In the late 19th and early 20th century, most round diamonds were fashioned to display symmetry and sparkle, with limited results. Marcel Tolkowsky’s 1919 dissertation, “Diamond Design,” outlined the shape, facets and proportions necessary to create the optimal balance of brilliance, shadow and rainbows that make a diamond beautiful. Careful proportions allow light to stay within the stone, bouncing off of its many facets. Hence, the Round Brilliant Cut was born.
The modern brilliant cut has 57 or 58 facets. Several standards exist including the American cut and the Scandinavian. The more facets a gem has, the more it reflects light, both in its white form and divided into a rainbow. The shape is cone-like providing plenty of light to emerge from the stone’s top. Whenever a diamond is polished and cut there is always a weight loss even though with modern techniques, this has been reduced. Unfortunately, the loss is more often than not over 50%. If the original rough is an octahedron, then two diamonds may be formed from the one crystal.

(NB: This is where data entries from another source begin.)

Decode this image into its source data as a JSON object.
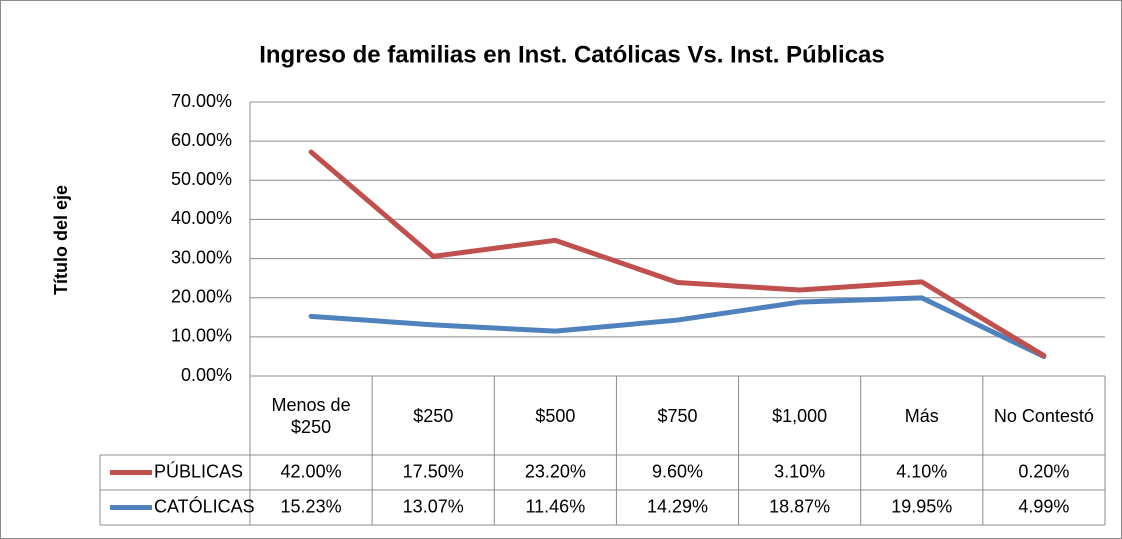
{
  "chart_data": {
    "type": "line",
    "stacked": true,
    "title": "Ingreso de familias en Inst. Católicas Vs. Inst. Públicas",
    "y_label": "Título del eje",
    "categories": [
      "Menos de $250",
      "$250",
      "$500",
      "$750",
      "$1,000",
      "Más",
      "No Contestó"
    ],
    "series": [
      {
        "name": "PÚBLICAS",
        "color": "#c0504d",
        "values": [
          42.0,
          17.5,
          23.2,
          9.6,
          3.1,
          4.1,
          0.2
        ],
        "value_labels": [
          "42.00%",
          "17.50%",
          "23.20%",
          "9.60%",
          "3.10%",
          "4.10%",
          "0.20%"
        ]
      },
      {
        "name": "CATÓLICAS",
        "color": "#4f81bd",
        "values": [
          15.23,
          13.07,
          11.46,
          14.29,
          18.87,
          19.95,
          4.99
        ],
        "value_labels": [
          "15.23%",
          "13.07%",
          "11.46%",
          "14.29%",
          "18.87%",
          "19.95%",
          "4.99%"
        ]
      }
    ],
    "ylim": [
      0,
      70
    ],
    "yticks": [
      {
        "value": 0,
        "label": "0.00%"
      },
      {
        "value": 10,
        "label": "10.00%"
      },
      {
        "value": 20,
        "label": "20.00%"
      },
      {
        "value": 30,
        "label": "30.00%"
      },
      {
        "value": 40,
        "label": "40.00%"
      },
      {
        "value": 50,
        "label": "50.00%"
      },
      {
        "value": 60,
        "label": "60.00%"
      },
      {
        "value": 70,
        "label": "70.00%"
      }
    ],
    "grid": true
  }
}
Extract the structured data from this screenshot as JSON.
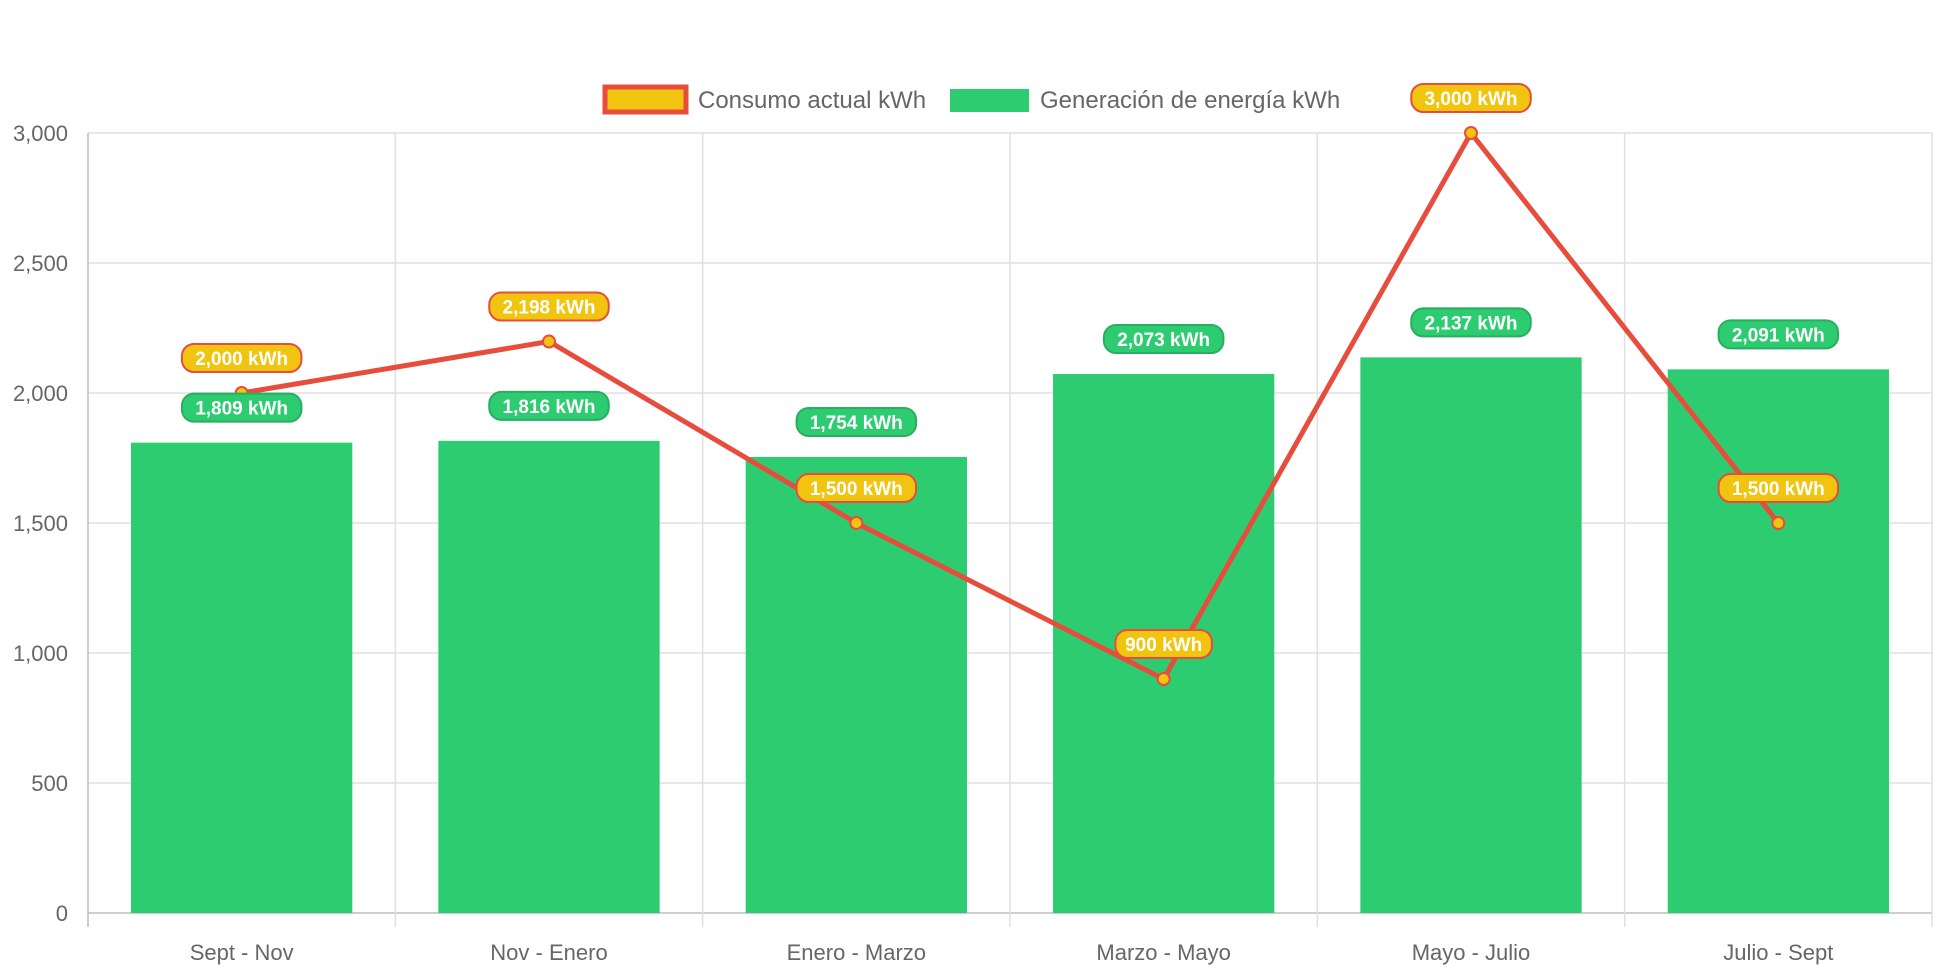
{
  "chart_data": {
    "type": "bar",
    "categories": [
      "Sept - Nov",
      "Nov - Enero",
      "Enero - Marzo",
      "Marzo - Mayo",
      "Mayo - Julio",
      "Julio - Sept"
    ],
    "series": [
      {
        "name": "Generación de energía kWh",
        "type": "bar",
        "values": [
          1809,
          1816,
          1754,
          2073,
          2137,
          2091
        ],
        "labels": [
          "1,809 kWh",
          "1,816 kWh",
          "1,754 kWh",
          "2,073 kWh",
          "2,137 kWh",
          "2,091 kWh"
        ],
        "color": "#2ecc71"
      },
      {
        "name": "Consumo actual kWh",
        "type": "line",
        "values": [
          2000,
          2198,
          1500,
          900,
          3000,
          1500
        ],
        "labels": [
          "2,000 kWh",
          "2,198 kWh",
          "1,500 kWh",
          "900 kWh",
          "3,000 kWh",
          "1,500 kWh"
        ],
        "color": "#e74c3c",
        "fill_color": "#f1c40f"
      }
    ],
    "yticks": [
      "0",
      "500",
      "1,000",
      "1,500",
      "2,000",
      "2,500",
      "3,000"
    ],
    "ylim": [
      0,
      3000
    ],
    "grid": true,
    "legend_position": "top-center",
    "title": "",
    "xlabel": "",
    "ylabel": ""
  }
}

Any diamond that has a top facet perpendicular to the bottom, along with as well as having its other facets aligned with excellent symmetry, may include patterns that resemble arrows when viewed from above, and hearts from below. Those who wish to see these plays of light may need to view them through a magnifying lens. Only specific types of round cuts display the hearts and arrows effect.
Due to their powerful fire, round brilliant cuts are one of the most popular types of diamonds. This type of stone makes a beautiful gift, and keeps its value throughout the years. When buying gems and jewelry in general, the purchaser’s taste will probably be prominent. Whatever type of gift you may be looking for, jewelry possessing a round brilliant will be treasured by its recipient.